667 Views Asked by At

Consider the set of all infinite arithmetic sequences of real numbers:

$$\forall f,d\in\mathbb R\ (f,f+d,f+2d,\cdots,f+id,\cdots)$$

Most people would say that the set of all of these sequences is parameterized by $f$ and $d$ thus there is a mapping from $\mathbb R^2$ to these sequences. Even further people would say that, since this is the lowest number of parameters possible, the dimension of the space of sequences is $2$.

Now consider everything I said above but for integers. It would still take at minimum $2$ integers to parameterize it.
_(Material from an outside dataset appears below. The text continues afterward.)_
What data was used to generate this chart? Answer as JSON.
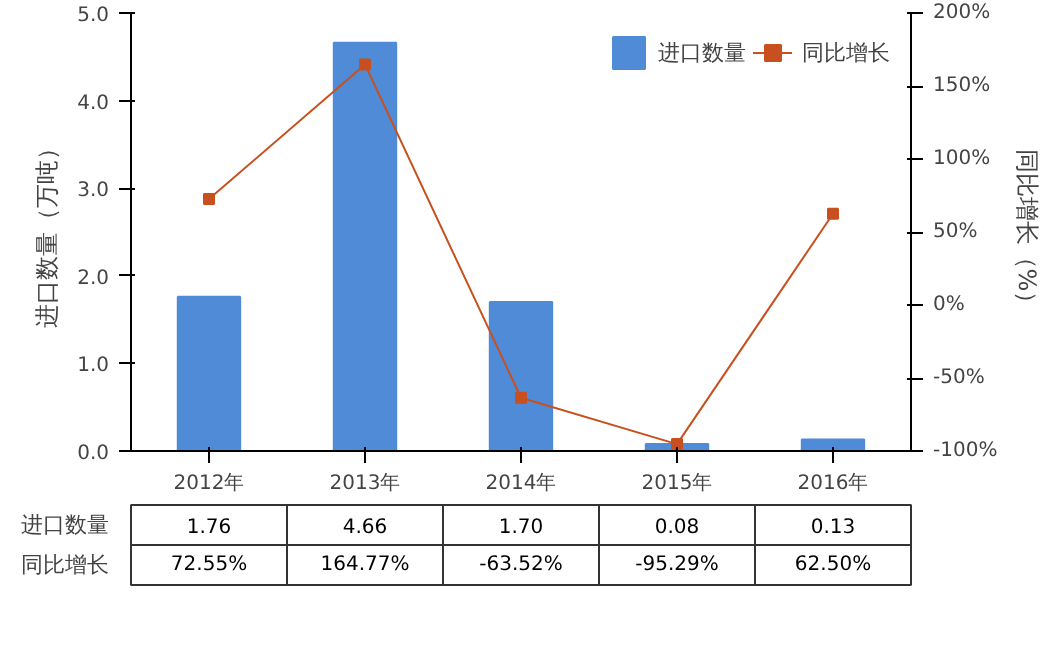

But what about space-filling curves? A space-filling curve can map the real line to the real plane, meaning only $1$ variable is needed to parameterize the plane. Does that mean the plane is $1$ dimensional? You might say the parametrization has to be continuous (something the space filling curve is not) but then what about the integer sequence case? Can that case not even be parametrized because the integers are not continuous?
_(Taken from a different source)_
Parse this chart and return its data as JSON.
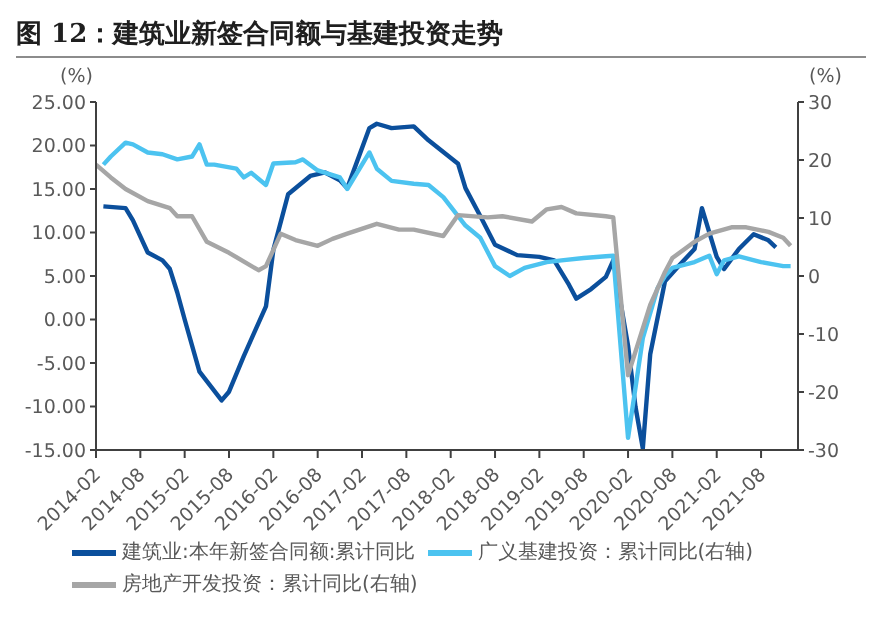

And in general, if two sets have the same cardinality then there must only be 1 variable needed two parameterize one to the other, no? The definition of cardinality is that there exists some bijective function from one to the other. Or equivalently we could consider the set of pairs $(f,d)$ to map to the sequences rather than the two individual variables.

I've been trying to pick this apart for a while now since parametrizations are everywhere and, especially in my calculus class, we talk of the dimension of objects as being associated with the minimum number of parameters needed to paramaterize it (i.e a sphere while embedded in 3-space is actually 2-dimensional).

In that case it might be as simple as an implication that the parameters be differentiable since we are doing calculus but that fact that this is never addressed has me confused.

But in general, is parameterize a term that doesn't really mean anything concrete? Does it change meaning depending on the type of math you're doing? What if these two definitions collide like with the sequences?